# Who is that guy?



## Catherder (Aug 2, 2008)

This is undoubtedly a dumb question, but I've been doing yardwork in the heat and smoke all morning and maybe it is getting to me. 

On my mobile device when I am on UWN, an ad appears for a foldable weapon called Kel-tec. It has some stern looking dude with a mountain peak in the background. Am I supposed to know who that is? Is he an anti Taliban fighter for the Northern Alliance, or some U-tube or internet "personality"? 

Just curious. (maybe I need to get adblock for my phone)


----------



## Critter (Mar 20, 2010)

A screen shot of it would help if you get it again 

Sent from my SM-J737V using Tapatalk


----------



## Lone_Hunter (Oct 25, 2017)

Kel-tec is a firearms manufacture, it's not a name of a specific weapon. At least not that I'm aware of. The "tactical beard" (I'm assuming this ad has a beard) has been in style for awhile now, and is often used in advertisements. As have been beards in general.

The beard thing is an interesting train of thought in and of itself. My theory is they gained popularity in mainstream culture due to video games which were modeled after special forces operators in Afghanistan who grew beards in order to adapt to the ways of the local culture in which they had to interact with on a daily basis.

Video game:​ 






​
From their it crossed over into the firearms community, and then by extension into the outdoors community.

(Tactical beard in outdoors community)​ 




There's also definitely an a lot of veterans from the GWOT that are in the outdoors more that these ads are probably marketed to as well.

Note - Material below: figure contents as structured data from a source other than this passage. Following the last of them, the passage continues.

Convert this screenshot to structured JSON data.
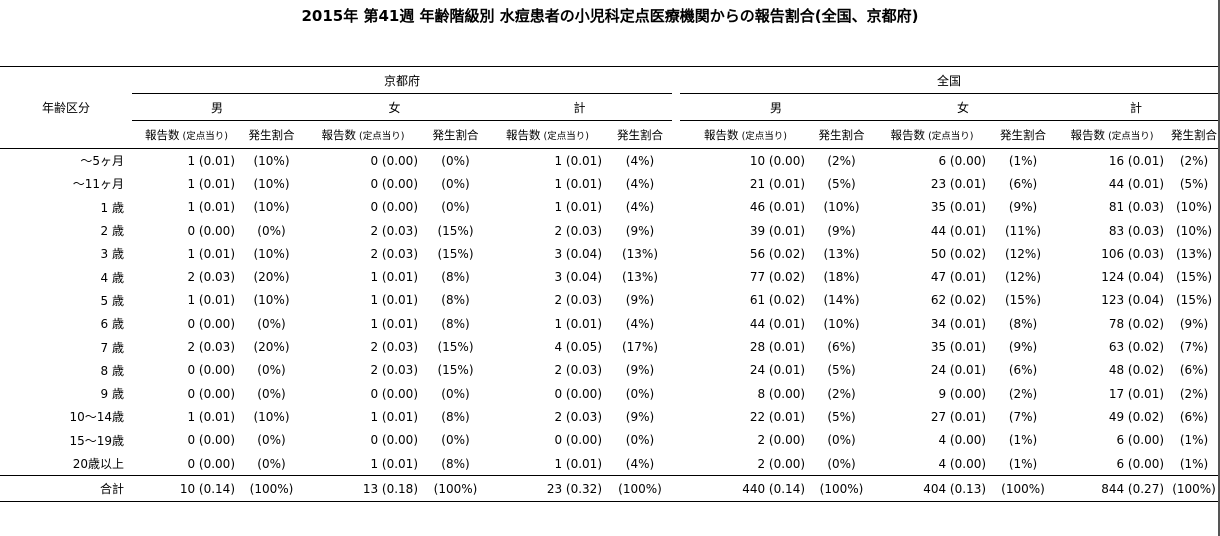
{
  "title": "2015年 第41週 年齢階級別 水痘患者の小児科定点医療機関からの報告割合(全国、京都府)",
  "header": {
    "age_label": "年齢区分",
    "regions": [
      "京都府",
      "全国"
    ],
    "sexes": [
      "男",
      "女",
      "計"
    ],
    "count_label": "報告数",
    "count_sub": "(定点当り)",
    "rate_label": "発生割合"
  },
  "rows": [
    {
      "age": "～5ヶ月",
      "kyoto": [
        [
          "1 (0.01)",
          "(10%)"
        ],
        [
          "0 (0.00)",
          "(0%)"
        ],
        [
          "1 (0.01)",
          "(4%)"
        ]
      ],
      "national": [
        [
          "10 (0.00)",
          "(2%)"
        ],
        [
          "6 (0.00)",
          "(1%)"
        ],
        [
          "16 (0.01)",
          "(2%)"
        ]
      ]
    },
    {
      "age": "～11ヶ月",
      "kyoto": [
        [
          "1 (0.01)",
          "(10%)"
        ],
        [
          "0 (0.00)",
          "(0%)"
        ],
        [
          "1 (0.01)",
          "(4%)"
        ]
      ],
      "national": [
        [
          "21 (0.01)",
          "(5%)"
        ],
        [
          "23 (0.01)",
          "(6%)"
        ],
        [
          "44 (0.01)",
          "(5%)"
        ]
      ]
    },
    {
      "age": "1 歳",
      "kyoto": [
        [
          "1 (0.01)",
          "(10%)"
        ],
        [
          "0 (0.00)",
          "(0%)"
        ],
        [
          "1 (0.01)",
          "(4%)"
        ]
      ],
      "national": [
        [
          "46 (0.01)",
          "(10%)"
        ],
        [
          "35 (0.01)",
          "(9%)"
        ],
        [
          "81 (0.03)",
          "(10%)"
        ]
      ]
    },
    {
      "age": "2 歳",
      "kyoto": [
        [
          "0 (0.00)",
          "(0%)"
        ],
        [
          "2 (0.03)",
          "(15%)"
        ],
        [
          "2 (0.03)",
          "(9%)"
        ]
      ],
      "national": [
        [
          "39 (0.01)",
          "(9%)"
        ],
        [
          "44 (0.01)",
          "(11%)"
        ],
        [
          "83 (0.03)",
          "(10%)"
        ]
      ]
    },
    {
      "age": "3 歳",
      "kyoto": [
        [
          "1 (0.01)",
          "(10%)"
        ],
        [
          "2 (0.03)",
          "(15%)"
        ],
        [
          "3 (0.04)",
          "(13%)"
        ]
      ],
      "national": [
        [
          "56 (0.02)",
          "(13%)"
        ],
        [
          "50 (0.02)",
          "(12%)"
        ],
        [
          "106 (0.03)",
          "(13%)"
        ]
      ]
    },
    {
      "age": "4 歳",
      "kyoto": [
        [
          "2 (0.03)",
          "(20%)"
        ],
        [
          "1 (0.01)",
          "(8%)"
        ],
        [
          "3 (0.04)",
          "(13%)"
        ]
      ],
      "national": [
        [
          "77 (0.02)",
          "(18%)"
        ],
        [
          "47 (0.01)",
          "(12%)"
        ],
        [
          "124 (0.04)",
          "(15%)"
        ]
      ]
    },
    {
      "age": "5 歳",
      "kyoto": [
        [
          "1 (0.01)",
          "(10%)"
        ],
        [
          "1 (0.01)",
          "(8%)"
        ],
        [
          "2 (0.03)",
          "(9%)"
        ]
      ],
      "national": [
        [
          "61 (0.02)",
          "(14%)"
        ],
        [
          "62 (0.02)",
          "(15%)"
        ],
        [
          "123 (0.04)",
          "(15%)"
        ]
      ]
    },
    {
      "age": "6 歳",
      "kyoto": [
        [
          "0 (0.00)",
          "(0%)"
        ],
        [
          "1 (0.01)",
          "(8%)"
        ],
        [
          "1 (0.01)",
          "(4%)"
        ]
      ],
      "national": [
        [
          "44 (0.01)",
          "(10%)"
        ],
        [
          "34 (0.01)",
          "(8%)"
        ],
        [
          "78 (0.02)",
          "(9%)"
        ]
      ]
    },
    {
      "age": "7 歳",
      "kyoto": [
        [
          "2 (0.03)",
          "(20%)"
        ],
        [
          "2 (0.03)",
          "(15%)"
        ],
        [
          "4 (0.05)",
          "(17%)"
        ]
      ],
      "national": [
        [
          "28 (0.01)",
          "(6%)"
        ],
        [
          "35 (0.01)",
          "(9%)"
        ],
        [
          "63 (0.02)",
          "(7%)"
        ]
      ]
    },
    {
      "age": "8 歳",
      "kyoto": [
        [
          "0 (0.00)",
          "(0%)"
        ],
        [
          "2 (0.03)",
          "(15%)"
        ],
        [
          "2 (0.03)",
          "(9%)"
        ]
      ],
      "national": [
        [
          "24 (0.01)",
          "(5%)"
        ],
        [
          "24 (0.01)",
          "(6%)"
        ],
        [
          "48 (0.02)",
          "(6%)"
        ]
      ]
    },
    {
      "age": "9 歳",
      "kyoto": [
        [
          "0 (0.00)",
          "(0%)"
        ],
        [
          "0 (0.00)",
          "(0%)"
        ],
        [
          "0 (0.00)",
          "(0%)"
        ]
      ],
      "national": [
        [
          "8 (0.00)",
          "(2%)"
        ],
        [
          "9 (0.00)",
          "(2%)"
        ],
        [
          "17 (0.01)",
          "(2%)"
        ]
      ]
    },
    {
      "age": "10～14歳",
      "kyoto": [
        [
          "1 (0.01)",
          "(10%)"
        ],
        [
          "1 (0.01)",
          "(8%)"
        ],
        [
          "2 (0.03)",
          "(9%)"
        ]
      ],
      "national": [
        [
          "22 (0.01)",
          "(5%)"
        ],
        [
          "27 (0.01)",
          "(7%)"
        ],
        [
          "49 (0.02)",
          "(6%)"
        ]
      ]
    },
    {
      "age": "15～19歳",
      "kyoto": [
        [
          "0 (0.00)",
          "(0%)"
        ],
        [
          "0 (0.00)",
          "(0%)"
        ],
        [
          "0 (0.00)",
          "(0%)"
        ]
      ],
      "national": [
        [
          "2 (0.00)",
          "(0%)"
        ],
        [
          "4 (0.00)",
          "(1%)"
        ],
        [
          "6 (0.00)",
          "(1%)"
        ]
      ]
    },
    {
      "age": "20歳以上",
      "kyoto": [
        [
          "0 (0.00)",
          "(0%)"
        ],
        [
          "1 (0.01)",
          "(8%)"
        ],
        [
          "1 (0.01)",
          "(4%)"
        ]
      ],
      "national": [
        [
          "2 (0.00)",
          "(0%)"
        ],
        [
          "4 (0.00)",
          "(1%)"
        ],
        [
          "6 (0.00)",
          "(1%)"
        ]
      ]
    }
  ],
  "total": {
    "age": "合計",
    "kyoto": [
      [
        "10 (0.14)",
        "(100%)"
      ],
      [
        "13 (0.18)",
        "(100%)"
      ],
      [
        "23 (0.32)",
        "(100%)"
      ]
    ],
    "national": [
      [
        "440 (0.14)",
        "(100%)"
      ],
      [
        "404 (0.13)",
        "(100%)"
      ],
      [
        "844 (0.27)",
        "(100%)"
      ]
    ]
  }
}
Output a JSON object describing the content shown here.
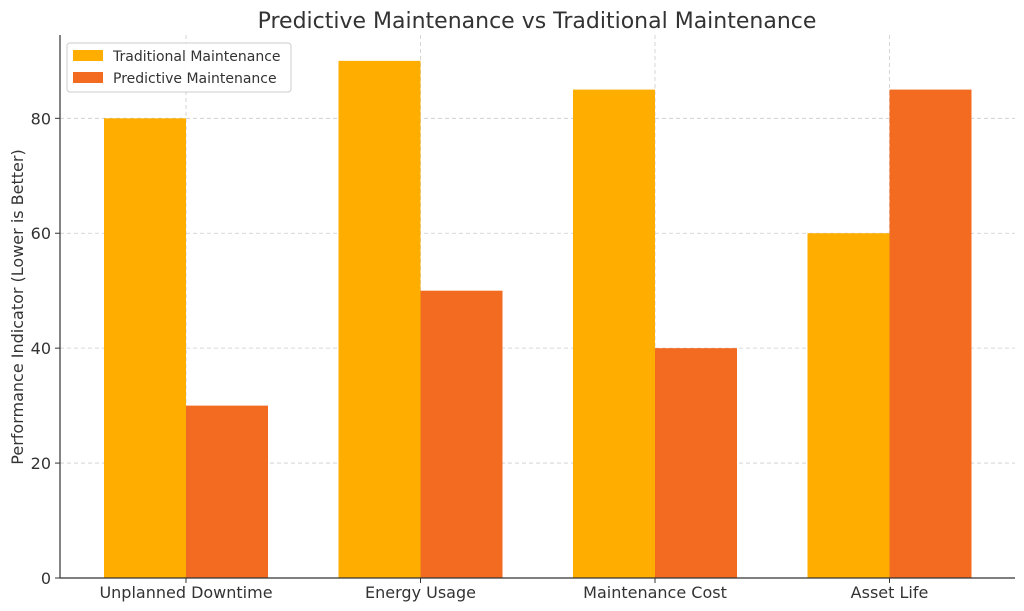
{
  "chart_data": {
    "type": "bar",
    "title": "Predictive Maintenance vs Traditional Maintenance",
    "xlabel": "",
    "ylabel": "Performance Indicator (Lower is Better)",
    "categories": [
      "Unplanned Downtime",
      "Energy Usage",
      "Maintenance Cost",
      "Asset Life"
    ],
    "series": [
      {
        "name": "Traditional Maintenance",
        "values": [
          80,
          90,
          85,
          60
        ],
        "color": "#FFAE00"
      },
      {
        "name": "Predictive Maintenance",
        "values": [
          30,
          50,
          40,
          85
        ],
        "color": "#F26B21"
      }
    ],
    "ylim": [
      0,
      94.5
    ],
    "yticks": [
      0,
      20,
      40,
      60,
      80
    ],
    "grid": true,
    "legend_position": "top-left"
  }
}
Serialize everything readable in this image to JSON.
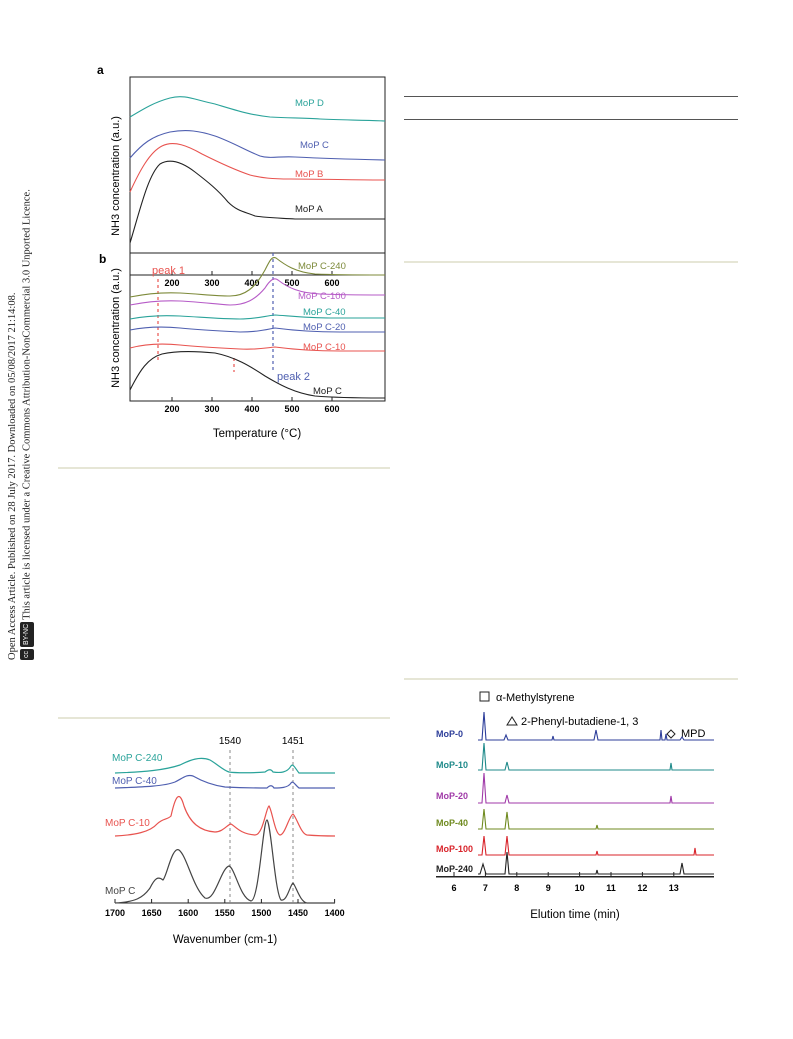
{
  "sidebar": {
    "line1": "Open Access Article. Published on 28 July 2017. Downloaded on 05/08/2017 21:14:08.",
    "line2": "This article is licensed under a Creative Commons Attribution-NonCommercial 3.0 Unported Licence.",
    "cc_badge": "cc",
    "by_nc_badge": "BY-NC"
  },
  "figure_a": {
    "panel_label": "a",
    "ylabel": "NH3 concentration (a.u.)",
    "x_ticks": [
      "200",
      "300",
      "400",
      "500",
      "600"
    ],
    "series_labels": [
      "MoP D",
      "MoP C",
      "MoP B",
      "MoP A"
    ]
  },
  "figure_b": {
    "panel_label": "b",
    "ylabel": "NH3 concentration (a.u.)",
    "xlabel": "Temperature (°C)",
    "x_ticks": [
      "200",
      "300",
      "400",
      "500",
      "600"
    ],
    "series_labels": [
      "MoP C-240",
      "MoP C-100",
      "MoP C-40",
      "MoP C-20",
      "MoP C-10",
      "MoP C"
    ],
    "annotations": [
      "peak 1",
      "peak 2"
    ]
  },
  "figure_ir": {
    "xlabel": "Wavenumber (cm-1)",
    "x_ticks": [
      "1700",
      "1650",
      "1600",
      "1550",
      "1500",
      "1450",
      "1400"
    ],
    "marker_labels": [
      "1540",
      "1451"
    ],
    "series_labels": [
      "MoP C-240",
      "MoP C-40",
      "MoP C-10",
      "MoP C"
    ]
  },
  "figure_gc": {
    "xlabel": "Elution time (min)",
    "x_ticks": [
      "6",
      "7",
      "8",
      "9",
      "10",
      "11",
      "12",
      "13"
    ],
    "legend": [
      "α-Methylstyrene",
      "2-Phenyl-butadiene-1, 3",
      "MPD"
    ],
    "series_labels": [
      "MoP-0",
      "MoP-10",
      "MoP-20",
      "MoP-40",
      "MoP-100",
      "MoP-240"
    ]
  },
  "colors": {
    "black": "#222222",
    "red": "#e8534f",
    "blue": "#4f5fb0",
    "teal": "#2aa39a",
    "purple": "#b65bc7",
    "olive": "#7d8a3a",
    "gc_blue": "#2d3e9a",
    "gc_red": "#d8232a",
    "gc_olive": "#6f8a1f",
    "gc_purple": "#a03aa8",
    "gc_teal": "#1f8a8a"
  }
}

Personally, I'm rocking a beard myself, but in my case it was derived from "No shave november", and as it turned out, my wife and my extended family thought i looked better with one, so it's stuck. I'd go all winter and not shave. A regular grizzly adams. Come spring/summer I find it entirely too warm, and trim it back.


----------



## DallanC (Jan 13, 2009)

I quit shaving when my work sent us home to work back in March. Stopped wearing pants too 8)

Never had a beard this long before... its getting a little annoying.


-DallanC


----------



## Catherder (Aug 2, 2008)

My wife shoots down my tactical beard. :nono:

Oh, well.


----------



## Brettski7 (May 11, 2020)

I can’t even grow a beard lol. Just some scraggly. 


Sent from my iPhone using Tapatalk


----------



## taxidermist (Sep 11, 2007)

My comment has nothing to do with this post question...……. but ya, HAVING TO SHAVE SUCKS!


----------



## SCS_Bg_Hunter (Oct 27, 2019)

I wear a full beard, have for years. In my younger days it was because I didn't have a chin, now it's because I have too many :smile:


----------



## Critter (Mar 20, 2010)

I have a friend who can grow a full beard in 1/2 a day. 

It takes me 6 months to get to where you can't see my chin. 

I don't grow one anymore because I hate ingrown hairs which I usually end up getting.


----------



## middlefork (Nov 2, 2008)

I've been running one since 1975. The wife and daughter won't let let me shave it off. They both didn't know me without one. I shaved it once for both their benefit and my daughter started crying because she didn't recognize me and my wife wouldn't sleep in the same bed until I grew it back.


----------



## twinkielk15 (Jan 17, 2011)

middlefork said:


> I've been running one since 1975. The wife and daughter won't let let me shave it off. They both didn't know me without one. I shaved it once for both their benefit and my daughter started crying because she didn't recognize me and my wife wouldn't sleep in the same bed until I grew it back.


Same here, brother. I walked out clean-shaven one day and my kids wouldn't talk to me. Took about a week before they started to warm back up to me. My wife tried to be polite, but she's a terrible liar.


----------